Although blood is a non-Newtonian fluid, in this study we made the assumption of constant viscosity. This is a valid assumption in the context of a study whose aim is to evaluate the influence of BCs on intra-aneurysmal flow. In this respect, the use of a non-Newtonian model would have negligible influence on our findings as the same rheology model would be consistently used to study the influence of BCs. Also, Cebral et al.5 showed that the sensitivity of hemodynamic predictions to different rheology models is negligible in the context of aneurysmal hemodynamics.

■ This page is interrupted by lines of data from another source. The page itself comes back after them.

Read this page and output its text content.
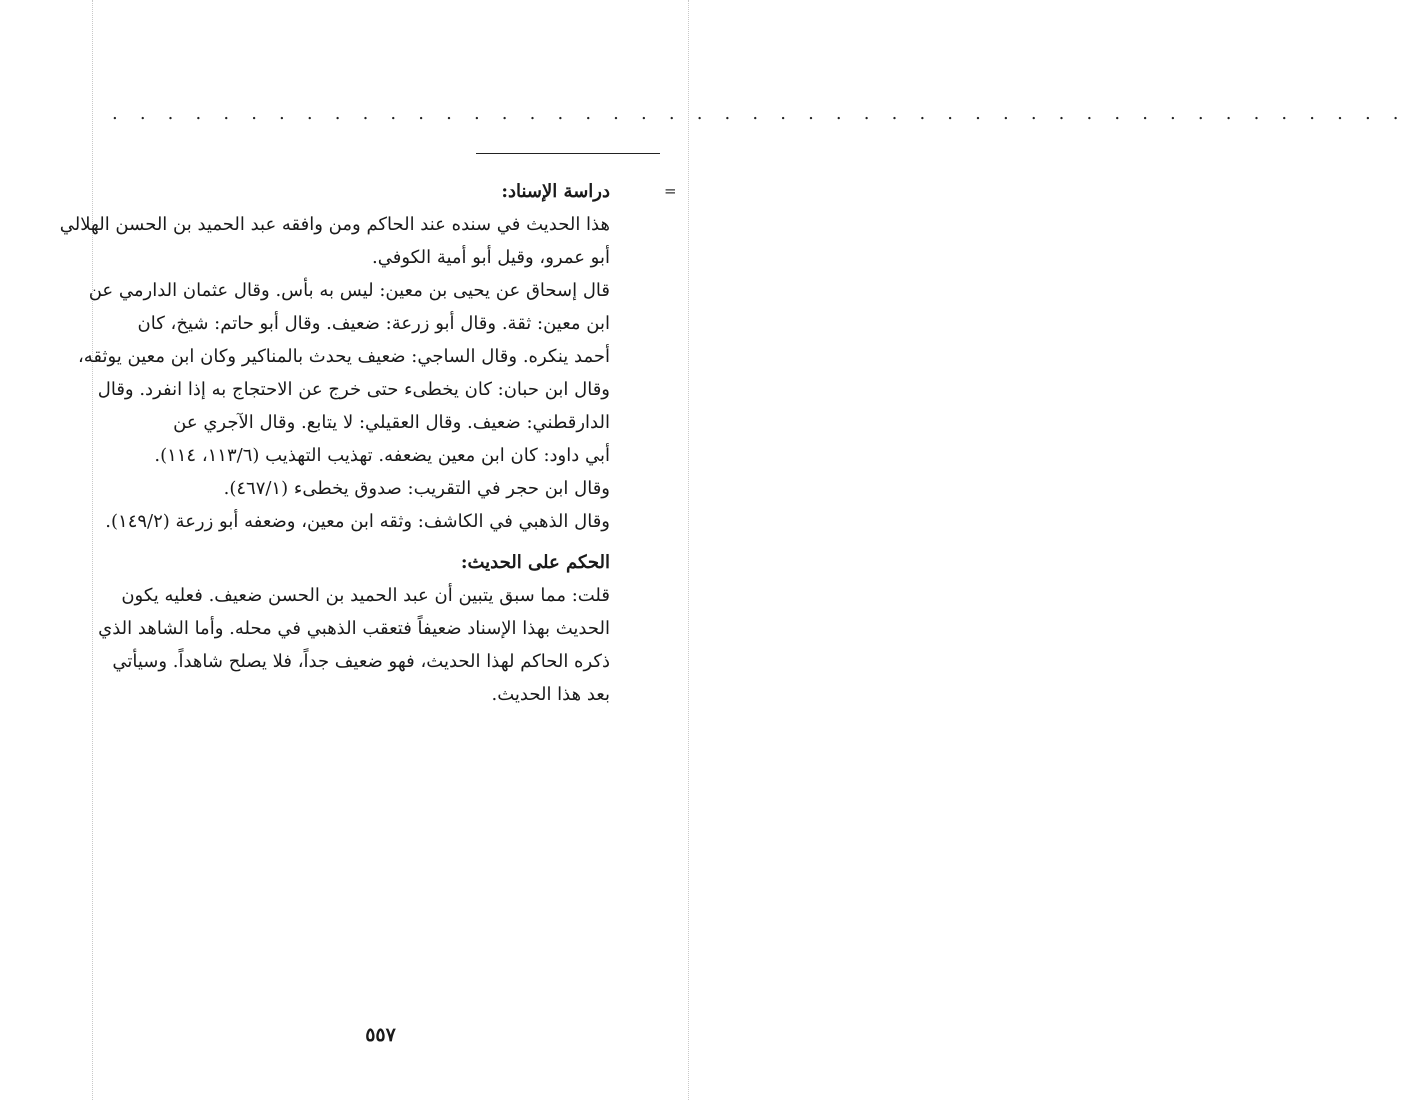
. . . . . . . . . . . . . . . . . . . . . . . . . . . . . . . . . . . . . . . . . . . . . . .
=
دراسة الإسناد:
هذا الحديث في سنده عند الحاكم ومن وافقه عبد الحميد بن الحسن الهلالي
أبو عمرو، وقيل أبو أمية الكوفي.
قال إسحاق عن يحيى بن معين: ليس به بأس. وقال عثمان الدارمي عن
ابن معين: ثقة. وقال أبو زرعة: ضعيف. وقال أبو حاتم: شيخ، كان
أحمد ينكره. وقال الساجي: ضعيف يحدث بالمناكير وكان ابن معين يوثقه،
وقال ابن حبان: كان يخطىء حتى خرج عن الاحتجاج به إذا انفرد. وقال
الدارقطني: ضعيف. وقال العقيلي: لا يتابع. وقال الآجري عن
أبي داود: كان ابن معين يضعفه. تهذيب التهذيب (١١٣/٦، ١١٤).
وقال ابن حجر في التقريب: صدوق يخطىء (٤٦٧/١).
وقال الذهبي في الكاشف: وثقه ابن معين، وضعفه أبو زرعة (١٤٩/٢).
الحكم على الحديث:
قلت: مما سبق يتبين أن عبد الحميد بن الحسن ضعيف. فعليه يكون
الحديث بهذا الإسناد ضعيفاً فتعقب الذهبي في محله. وأما الشاهد الذي
ذكره الحاكم لهذا الحديث، فهو ضعيف جداً، فلا يصلح شاهداً. وسيأتي
بعد هذا الحديث.
٥٥٧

The current study would benefit from a larger aneurysm cohort (although this would, of course, be subject to clinical limitations), and from a wider range of aneurysm locations (for example, aneurysm of the anterior communicating artery (ACommA) or basilar artery), which were not available in this study.

Summary

Whereas we can easily extract information about aneurysm and vessel geometry, measurements of blood flow to be used as BCs in numerical predictions are more difficult to determine. As hemodynamic factors are believed to be important in the aneurysm natural history, we investigated the variability of certain hemodynamic parameters with BCs. In this preliminary study differences were found between results obtained with patient-specific and modeled BCs. These are attributable to underlying differences in the Re of the flow approaching the aneurysms. In fact, discrepancies were significantly reduced when considering normalized indices, suggesting a certain degree of linearity in the results and the important role played by geometry in intraneurismal hemodynamics. It is likely that in the future patient-specific BCs will be provided as a part of routine clinical procedure. Until then, affirmation of CFD will be based on finding statistical correlations using non-patient-specific BCs. The results of this study show that modeled BCs allow realistic predictions of IA hemodynamics and offer a viable means for finding correlations with rupture in large cohort studies.